I was, however, driven by the imperative of Peter Reith needing another portfolio. He had been in Workplace Relations since the beginning of the Government, and had accomplished all he was going to in that portfolio. Additionally, he had taken a fearful hammering over the Telecard Affair. He had foolishly lent his telecard to one of his sons, who allowed it to be misused, and a huge bill had ensued. The bill was paid, so the taxpayer was not out of pocket. Unfortunately for Peter, it was an issue relating to perks that really affronted the community.
The reshuffle involved the retirement of Jocelyn Newman from Family and Community Services and John Moore from Defence. In Newman’s place I appointed Amanda Vanstone, thus restoring her to cabinet. I made Tony Abbott a cabinet minister, promoting him to fill the vacancy left by the promotion of Reith to Defence. To complete the reshuffle, I added Mal Brough and Ian Macfarlane, both Queenslanders, to the outer ministry.
Moore was as good as his word, resigning from parliament on 5 February 2001. A by-election to fill his vacated seat of Ryan was fixed for 17 March, St Patrick’s Day. At the time I was not apprehensive about the Ryan by-election. A poll conducted by the party in December showed the likelihood of a Liberal victory in the seat.
Over the Christmas holiday period, however, the petrol issue had refused to go away. It was the same with the BAS. More and more men and women in small business complained to me, ministers and members of parliament about the complexity of the form they were required to fill out. This was reflected in the comments of colleagues at the first joint party meeting in 2001.
When cabinet looked at the petrol price problem, early in 2001, John Anderson argued that we should make a further excise adjustment so that the explicit excise reduction was equivalent to the impact of the GST. Both Peter Costello and I saw Anderson’s point but felt that the Government should stick with the existing arrangements, believing that any change would be seen as t
he acknowledgement of a serious error, and would not in any event end public pressure for further excise cuts. John Anderson was right, and Peter Costello and I were wrong. I would fully realise this some weeks later.
In preparing for the general election due at the end of 2001, a lot of thought had been given to anticipating policy initiatives from Labor and, if appropriate, pre-empting them.
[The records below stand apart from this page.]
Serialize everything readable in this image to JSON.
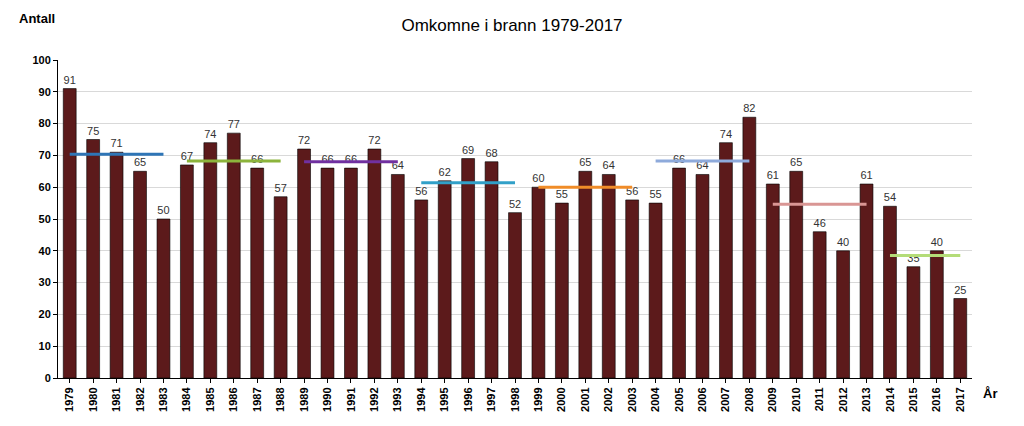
{
  "chart_data": {
    "type": "bar",
    "title": "Omkomne i brann 1979-2017",
    "y_label": "Antall",
    "x_label": "År",
    "categories": [
      "1979",
      "1980",
      "1981",
      "1982",
      "1983",
      "1984",
      "1985",
      "1986",
      "1987",
      "1988",
      "1989",
      "1990",
      "1991",
      "1992",
      "1993",
      "1994",
      "1995",
      "1996",
      "1997",
      "1998",
      "1999",
      "2000",
      "2001",
      "2002",
      "2003",
      "2004",
      "2005",
      "2006",
      "2007",
      "2008",
      "2009",
      "2010",
      "2011",
      "2012",
      "2013",
      "2014",
      "2015",
      "2016",
      "2017"
    ],
    "series": [
      {
        "type": "bar",
        "color": "#5c1a1b",
        "values": [
          91,
          75,
          71,
          65,
          50,
          67,
          74,
          77,
          66,
          57,
          72,
          66,
          66,
          72,
          64,
          56,
          62,
          69,
          68,
          52,
          60,
          55,
          65,
          64,
          56,
          55,
          66,
          64,
          74,
          82,
          61,
          65,
          46,
          40,
          61,
          54,
          35,
          40,
          25
        ]
      },
      {
        "type": "line",
        "color": "#2e75b6",
        "values": [
          70.4,
          70.4,
          70.4,
          70.4,
          70.4,
          null,
          null,
          null,
          null,
          null,
          null,
          null,
          null,
          null,
          null,
          null,
          null,
          null,
          null,
          null,
          null,
          null,
          null,
          null,
          null,
          null,
          null,
          null,
          null,
          null,
          null,
          null,
          null,
          null,
          null,
          null,
          null,
          null,
          null
        ]
      },
      {
        "type": "line",
        "color": "#8cb43c",
        "values": [
          null,
          null,
          null,
          null,
          null,
          68.2,
          68.2,
          68.2,
          68.2,
          68.2,
          null,
          null,
          null,
          null,
          null,
          null,
          null,
          null,
          null,
          null,
          null,
          null,
          null,
          null,
          null,
          null,
          null,
          null,
          null,
          null,
          null,
          null,
          null,
          null,
          null,
          null,
          null,
          null,
          null
        ]
      },
      {
        "type": "line",
        "color": "#7030a0",
        "values": [
          null,
          null,
          null,
          null,
          null,
          null,
          null,
          null,
          null,
          null,
          68,
          68,
          68,
          68,
          68,
          null,
          null,
          null,
          null,
          null,
          null,
          null,
          null,
          null,
          null,
          null,
          null,
          null,
          null,
          null,
          null,
          null,
          null,
          null,
          null,
          null,
          null,
          null,
          null
        ]
      },
      {
        "type": "line",
        "color": "#31a0c8",
        "values": [
          null,
          null,
          null,
          null,
          null,
          null,
          null,
          null,
          null,
          null,
          null,
          null,
          null,
          null,
          null,
          61.4,
          61.4,
          61.4,
          61.4,
          61.4,
          null,
          null,
          null,
          null,
          null,
          null,
          null,
          null,
          null,
          null,
          null,
          null,
          null,
          null,
          null,
          null,
          null,
          null,
          null
        ]
      },
      {
        "type": "line",
        "color": "#f08c28",
        "values": [
          null,
          null,
          null,
          null,
          null,
          null,
          null,
          null,
          null,
          null,
          null,
          null,
          null,
          null,
          null,
          null,
          null,
          null,
          null,
          null,
          60,
          60,
          60,
          60,
          60,
          null,
          null,
          null,
          null,
          null,
          null,
          null,
          null,
          null,
          null,
          null,
          null,
          null,
          null
        ]
      },
      {
        "type": "line",
        "color": "#8eaadb",
        "values": [
          null,
          null,
          null,
          null,
          null,
          null,
          null,
          null,
          null,
          null,
          null,
          null,
          null,
          null,
          null,
          null,
          null,
          null,
          null,
          null,
          null,
          null,
          null,
          null,
          null,
          68.2,
          68.2,
          68.2,
          68.2,
          68.2,
          null,
          null,
          null,
          null,
          null,
          null,
          null,
          null,
          null
        ]
      },
      {
        "type": "line",
        "color": "#d99694",
        "values": [
          null,
          null,
          null,
          null,
          null,
          null,
          null,
          null,
          null,
          null,
          null,
          null,
          null,
          null,
          null,
          null,
          null,
          null,
          null,
          null,
          null,
          null,
          null,
          null,
          null,
          null,
          null,
          null,
          null,
          null,
          54.6,
          54.6,
          54.6,
          54.6,
          54.6,
          null,
          null,
          null,
          null
        ]
      },
      {
        "type": "line",
        "color": "#b4dc78",
        "values": [
          null,
          null,
          null,
          null,
          null,
          null,
          null,
          null,
          null,
          null,
          null,
          null,
          null,
          null,
          null,
          null,
          null,
          null,
          null,
          null,
          null,
          null,
          null,
          null,
          null,
          null,
          null,
          null,
          null,
          null,
          null,
          null,
          null,
          null,
          null,
          38.5,
          38.5,
          38.5,
          38.5
        ]
      }
    ],
    "ylim": [
      0,
      100
    ],
    "yticks": [
      0,
      10,
      20,
      30,
      40,
      50,
      60,
      70,
      80,
      90,
      100
    ],
    "grid": true,
    "data_labels": true
  }
}
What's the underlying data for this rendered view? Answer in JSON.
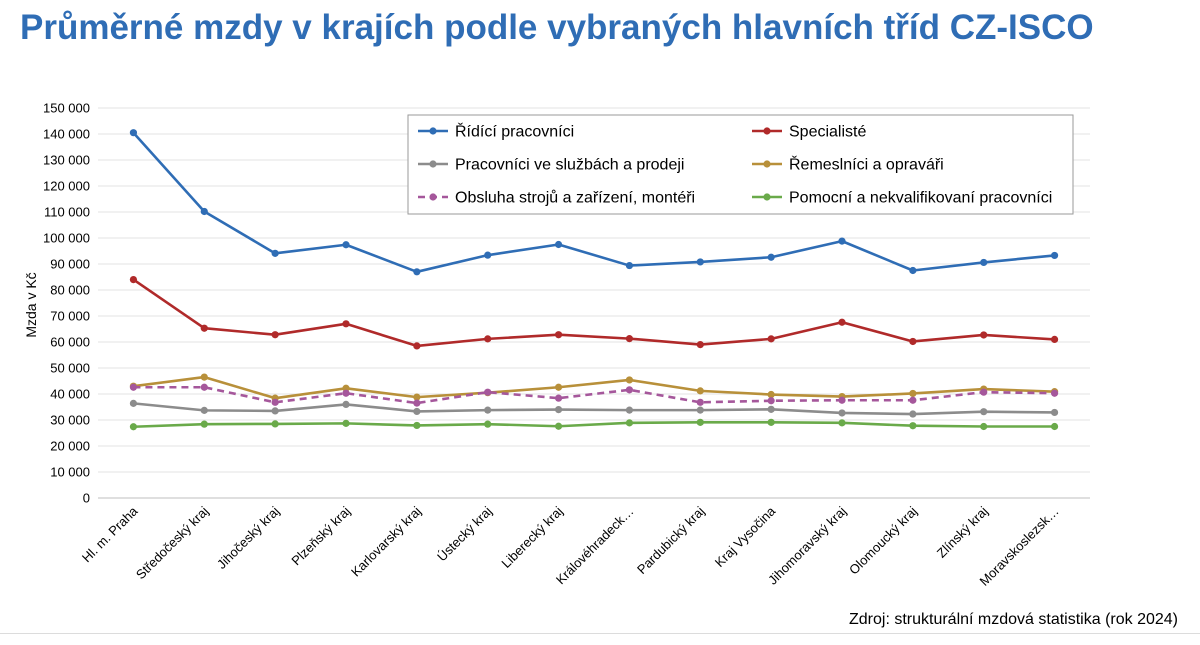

One such area was science and technology and the associated fields of research and development. In a major statement late in January 2001 entitled Backing Australia’s Ability, I announced a range of policies to support innovation, commercialisation, science and technology. It had not been hastily cobbled together, and in part reflected the views expressed to me over many months by the members of the Prime Minister’s Science, Engineering and Innovation Council, which I had chaired on a regular basis since becoming Prime Minister. It caught Labor flat-footed. We needed that boost more than we realised.
Despite the many challenges we faced, there remained a generally confident air about our political position when parliament resumed early in February. This was about to be rudely shattered.